Matti Rantanen

Personal information
- Born: 20 February 1911
- Died: 1996

Chess career
- Country: Finland

= Matti Rantanen (chess player) =

Finnish chess player

Matti Rantanen (20 February 1911 – 1996) was a Finnish chess player, four-time Finnish Chess Championship medalist (1948, 1955, 1960, 1966).

==Biography==
From the late 1940s to the late 1960s, Matti Rantanen was one of Finland's leading chess players. In Finnish Chess Championships he has won three silver (1955, 1960, 1966) and bronze (1948) medals.
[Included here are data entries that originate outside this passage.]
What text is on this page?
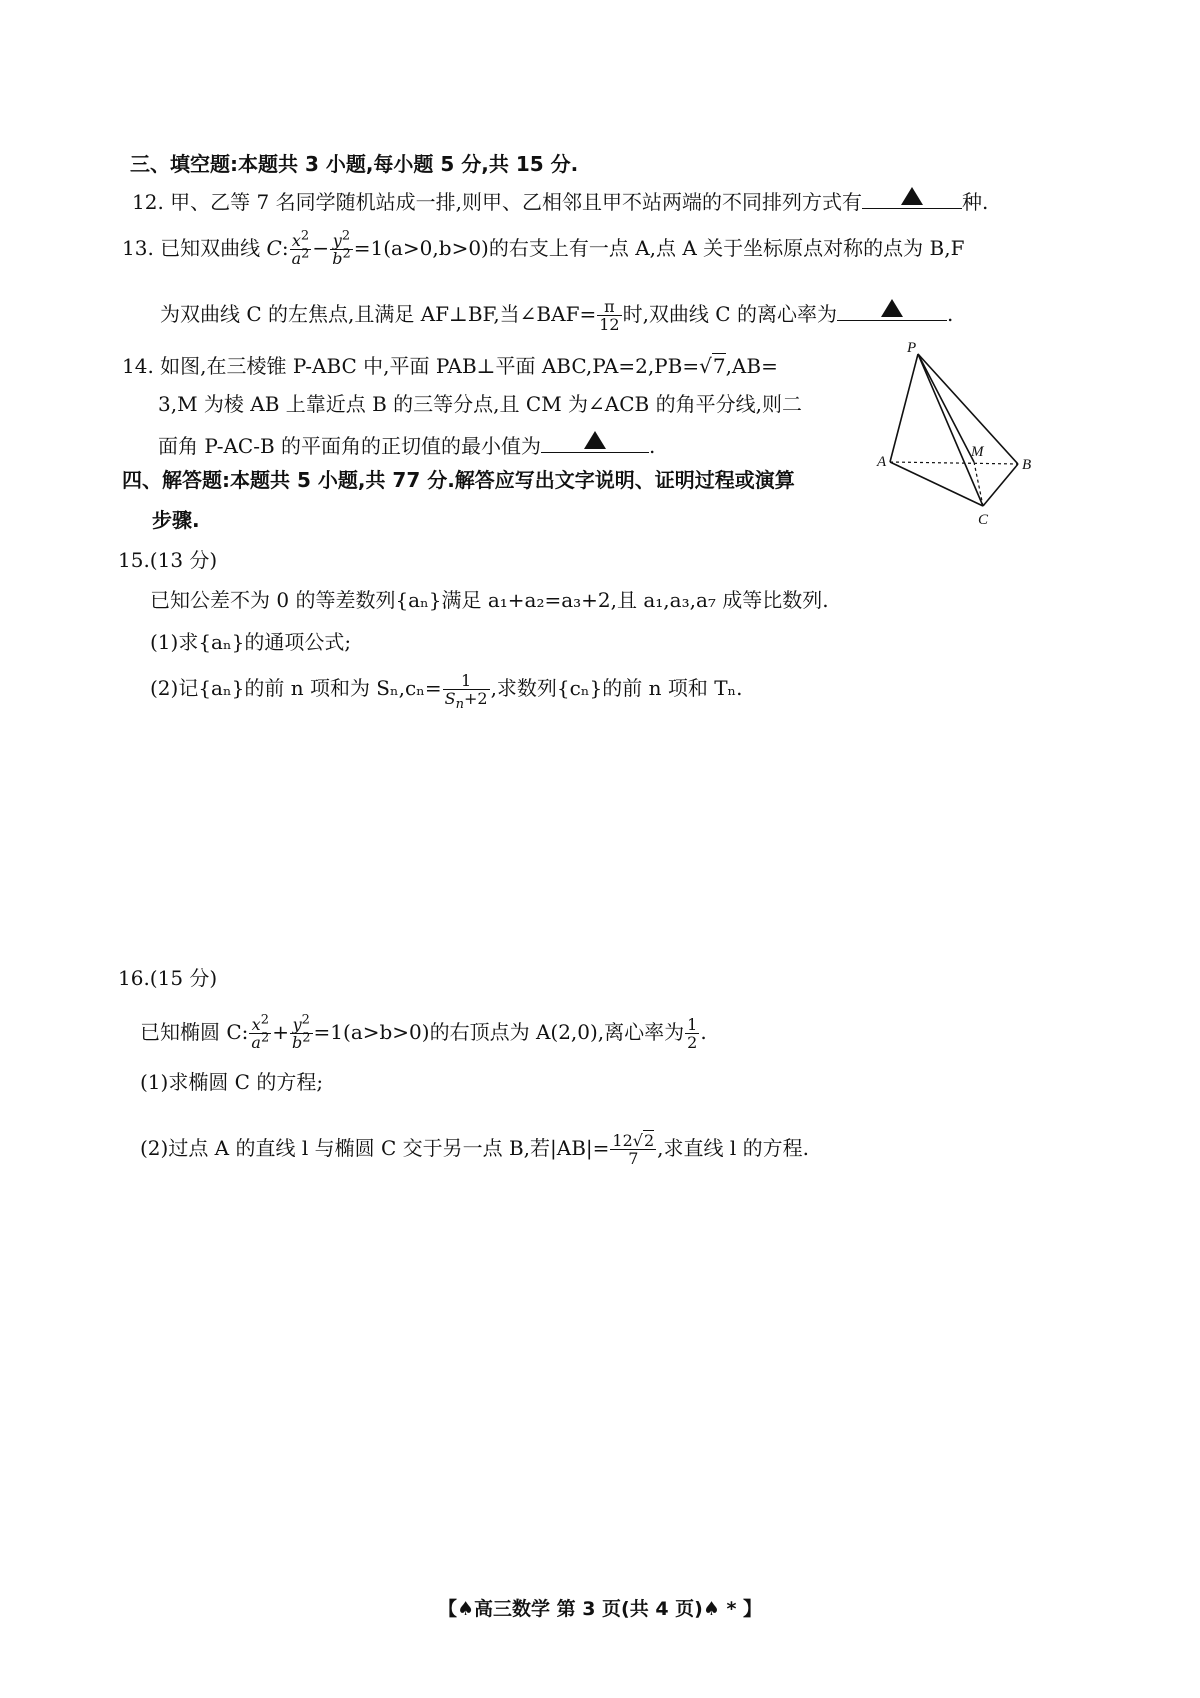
三、填空题:本题共 3 小题,每小题 5 分,共 15 分.
12. 甲、乙等 7 名同学随机站成一排,则甲、乙相邻且甲不站两端的不同排列方式有	种.
13. 已知双曲线 C: $\frac{x^2}{a^2} - \frac{y^2}{b^2} =1(a>0,b>0)$的右支上有一点 A,点 A 关于坐标原点对称的点为 B,F
为双曲线 C 的左焦点,且满足 AF⊥BF,当∠BAF= $\frac{\pi}{12}$ 时,双曲线 C 的离心率为	.
14. 如图,在三棱锥 P-ABC 中,平面 PAB⊥平面 ABC,PA=2,PB=√7,AB=
3,M 为棱 AB 上靠近点 B 的三等分点,且 CM 为∠ACB 的角平分线,则二
面角 P-AC-B 的平面角的正切值的最小值为	.
P
A
M
B
C
四、解答题:本题共 5 小题,共 77 分.解答应写出文字说明、证明过程或演算
步骤.
15.(13 分)
已知公差不为 0 的等差数列{aₙ}满足 a₁+a₂=a₃+2,且 a₁,a₃,a₇ 成等比数列.
(1)求{aₙ}的通项公式;
(2)记{aₙ}的前 n 项和为 $S_n,c_n= \frac{1}{S_n+2}$ ,求数列{cₙ}的前 n 项和 Tₙ.
16.(15 分)
已知椭圆 C: $\frac{x^2}{a^2} + \frac{y^2}{b^2} =1(a>b>0)$的右顶点为 A(2,0),离心率为 $\frac{1}{2}$ .
(1)求椭圆 C 的方程;
(2)过点 A 的直线 l 与椭圆 C 交于另一点 B,若$|AB|= \frac{12√2}{7}$ ,求直线 l 的方程.
【♠高三数学 第 3 页(共 4 页)♠ * 】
Matti Rantanen played for Finland in the Chess Olympiads:
- In 1954, at first reserve board in the 11th Chess Olympiad in Amsterdam (+5, =2, -4),
- In 1956, at third board in the 12th Chess Olympiad in Moscow (+4, =8, -2),
- In 1958, at third board in the 13th Chess Olympiad in Munich (+1, =6, -6),
- In 1960, at third board in the 14th Chess Olympiad in Leipzig (+6, =3, -7),
- In 1962, at third board in the 15th Chess Olympiad in Varna (+4, =8, -4),
- In 1964, at first reserve board in the 16th Chess Olympiad in Tel Aviv (+4, =4, -3),
- In 1966, at fourth board in the 17th Chess Olympiad in Havana (+3, =5, -4).

Matti Rantanen played for Finland in the European Team Chess Championship preliminaries:
- In 1961, at third board in the 2nd European Team Chess Championship preliminaries (+0, =2, -2).